La beauté et surtout sa qualité « naturelle » de chaque espèce, qui deviennent symbole de l'arbre, augmentent avec le passage du temps : le chêne domine son paysage parce que les humains créent des clairières autour d'eux, ce qui favorise la croissance symétrique qui est la marque de commerce de cette espèce; les pins méditerranéens doivent être élagués constamment pour créer l'effet parasol pour lequel est connu cet arbre (l'effet est renforcé quand ils sont plantés en rangées); les cyprès sont cultivés et élagués pour souligner leur qualité pointue, de « perce-le-ciel » (ce n'est pas le hasard qu'ils sont plantés dans les cimetières), homologue vertical de l'errant Perceval « perce-le-val »; il faut de décennies de soin pour couper continuellement les branches du châtaignier, stimulant la croissance du tronc pour qu'il supporte mieux les branches chargées de fruit quand l'arbre commence à produire; l'ilex est privilégié parce qu'il n'est pas une espèce commerciale, mais ce cousin du chêne devient très grand et il pousse lentement (plus il est grand, plus il est vieux, et sa longue vie souligne la permanence de la dynastie bourgeoise); dans le climat méditerranéen de la région de Rome, les magnolias ont besoin une irrigation constante pour produire leurs fleurs renommées; enfin, les épicéas et d'autres conifères sont évités, car ils poussent rapidement, sauf quand ils peuvent être plantées massivement pour créer une forêt totalement aménagée, la pineta. La symétrie de centaines d'arbres en rangée symbolise la victoire de l'ordre sur le chaos, une métaphore puissante pour les Italiens souvent victimes d'un tourbillon de changements de régime et d'invasions étrangères, pour ne pas mentionner ces espèces non commerciales lancent visiblement le signal que le propriétaire valorise l'esthétique au-delà de la commercialisation de la terre. On en peut qu'imaginer le cachet de la déclaration suivante (que j'ai entendu) : « oui, on aurait dû situer la cabane là, où il y a plus d'ombre, mais on devait sauver les racines du chêne ».

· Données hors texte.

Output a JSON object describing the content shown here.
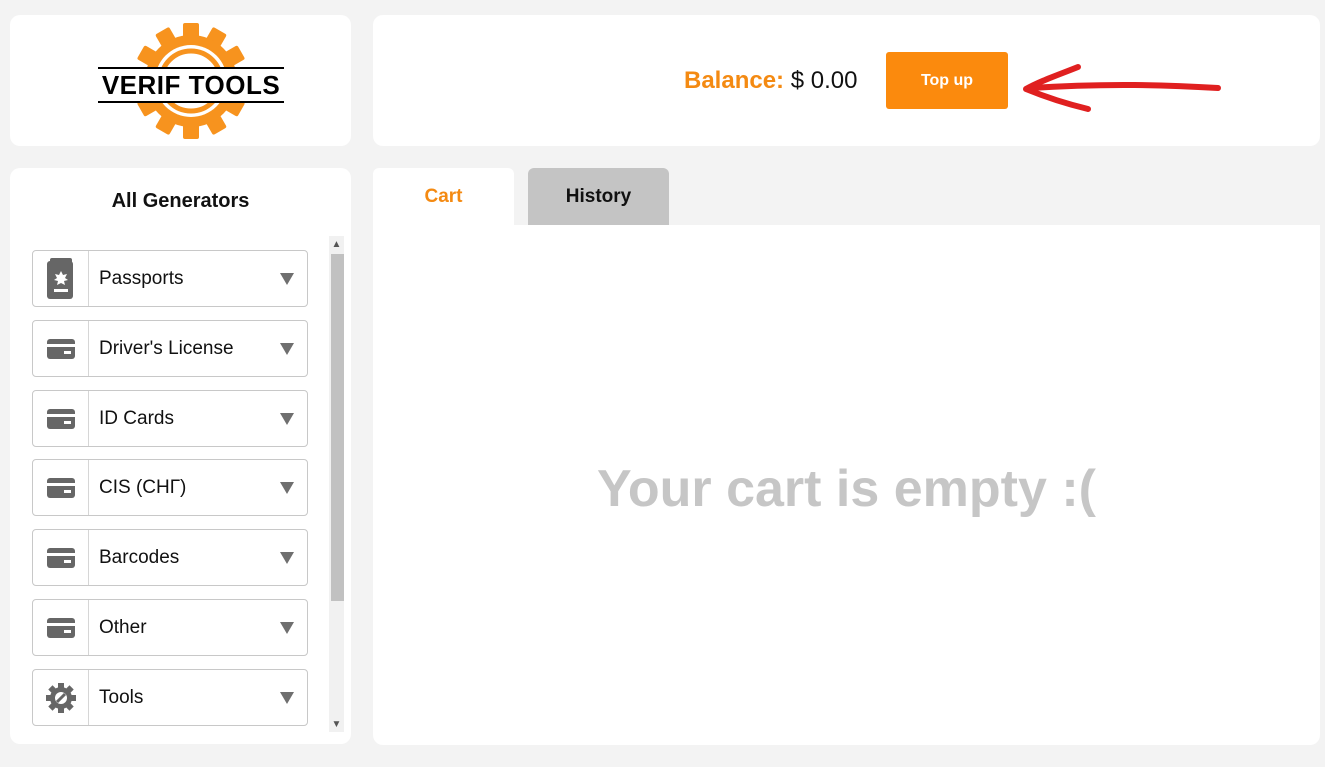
{
  "logo": {
    "text": "VERIF TOOLS",
    "accent_color": "#f7931e"
  },
  "header": {
    "balance_label": "Balance:",
    "balance_value": "$ 0.00",
    "topup_label": "Top up",
    "topup_color": "#fb8a0d",
    "annotation": "red-arrow-pointing-left",
    "annotation_color": "#e02020"
  },
  "sidebar": {
    "title": "All Generators",
    "items": [
      {
        "label": "Passports",
        "icon": "passport-icon"
      },
      {
        "label": "Driver's License",
        "icon": "card-icon"
      },
      {
        "label": "ID Cards",
        "icon": "card-icon"
      },
      {
        "label": "CIS (СНГ)",
        "icon": "card-icon"
      },
      {
        "label": "Barcodes",
        "icon": "card-icon"
      },
      {
        "label": "Other",
        "icon": "card-icon"
      },
      {
        "label": "Tools",
        "icon": "gear-icon"
      }
    ]
  },
  "tabs": [
    {
      "label": "Cart",
      "active": true
    },
    {
      "label": "History",
      "active": false
    }
  ],
  "cart": {
    "empty_message": "Your cart is empty :("
  }
}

En contraste, des espèces commerciales telles que l'olivier ou le figuier sont acceptables uniquement s'ils ne sont pas élagués, et donc si elles ne produisent aucun fruit viable. Ces arbres sont beaucoup plus grands de leurs cousins commerciaux, transformés en nains par l'élaguement constant qui encourage la production du fruit. Des fruitiers sont populaires s'ils ne sont pas cultivés, et le fruit est récolté uniquement quand il tombe de la branche. L'exception est le figuier, mais ceci parce qu'il pousse rapidement et ses branches se brisent s'ils ne sont pas éclaircis. Un figuier actif et cultivé, autrement dit, est signe de soins de longue durée. Bref, aucun détail n'est laissé au hasard; ces domaines exigent beaucoup de travail et d'investissement. Même quand ils ne sont pas hérités, ces manoirs sont travaillés pour proclamer (en fait, pour créer) le naturel, la simplicité, et surtout la pérennité.

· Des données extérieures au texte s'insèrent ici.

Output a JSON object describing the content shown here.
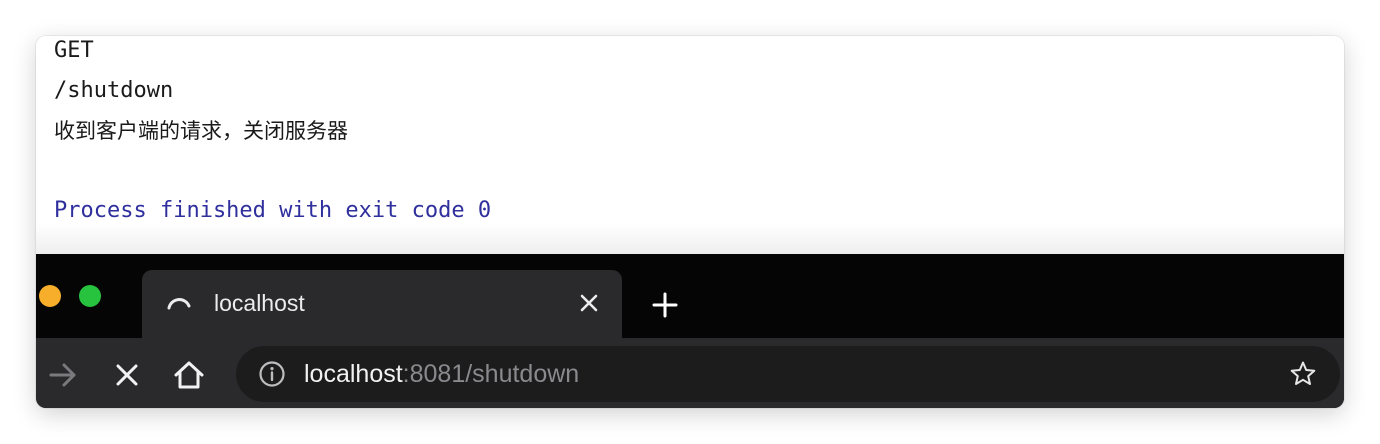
{
  "console": {
    "lines": {
      "method": "GET",
      "path": "/shutdown",
      "message": "收到客户端的请求，关闭服务器",
      "exit": "Process finished with exit code 0"
    },
    "colors": {
      "exit_text": "#2f2f9e"
    }
  },
  "browser": {
    "tab": {
      "title": "localhost",
      "icon": "loading-spinner-icon",
      "close_icon": "close-icon"
    },
    "new_tab_icon": "plus-icon",
    "toolbar": {
      "forward_icon": "arrow-right-icon",
      "stop_icon": "close-icon",
      "home_icon": "home-icon"
    },
    "address": {
      "host": "localhost",
      "rest": ":8081/shutdown",
      "info_icon": "info-icon",
      "bookmark_icon": "star-icon"
    },
    "window_controls": {
      "minimize_color": "#f6ae2b",
      "maximize_color": "#27c33f"
    }
  }
}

Les meubles sont aussi une source de pouvoir symbolique. Ils ne sont pas de style rustique, car les bourgeois n'ont aucun désir de s'associer avec la paysannerie. Ils sont, cependant, plus simples que les meubles de logements urbains. L'idéal est le décor de l'ancien contremaitre du domaine (à l'époque où tel personnage existait) et non du paysan riche. Souvent, on décore avec des outils agraires cloués sur les murs, qui sont de signes puissants, car aucun invité ne pourrait penser que ce sont les hôtes qui les ont utilisés – ils appartenaient aux anciens paysans, à « leurs » paysans d'antan.

Les maisons portent aussi de signes de leur ancienne utilisation, quand la production de la campagne soutenait la famille en villexxv : de traces d'étals ou de magasins de grain convertis sont souvent laissés intactes parce qu'elles évoquent le vieux. Les cuisines sont grandes, car il est permis d'y recevoir des invités : l'informalité de symboles hétérogènes propres à la campagne, qui fusionne le haut et le bas statut, établit la qualité homogène et étanche de la culture urbaine. Ces maisons sont souvent utilisées pour les fêtes rustiques qui réunissent plusieurs familles et générations, et donc sont aussi signes de filiation et de permanence, du passé et de la stabilité de la famille.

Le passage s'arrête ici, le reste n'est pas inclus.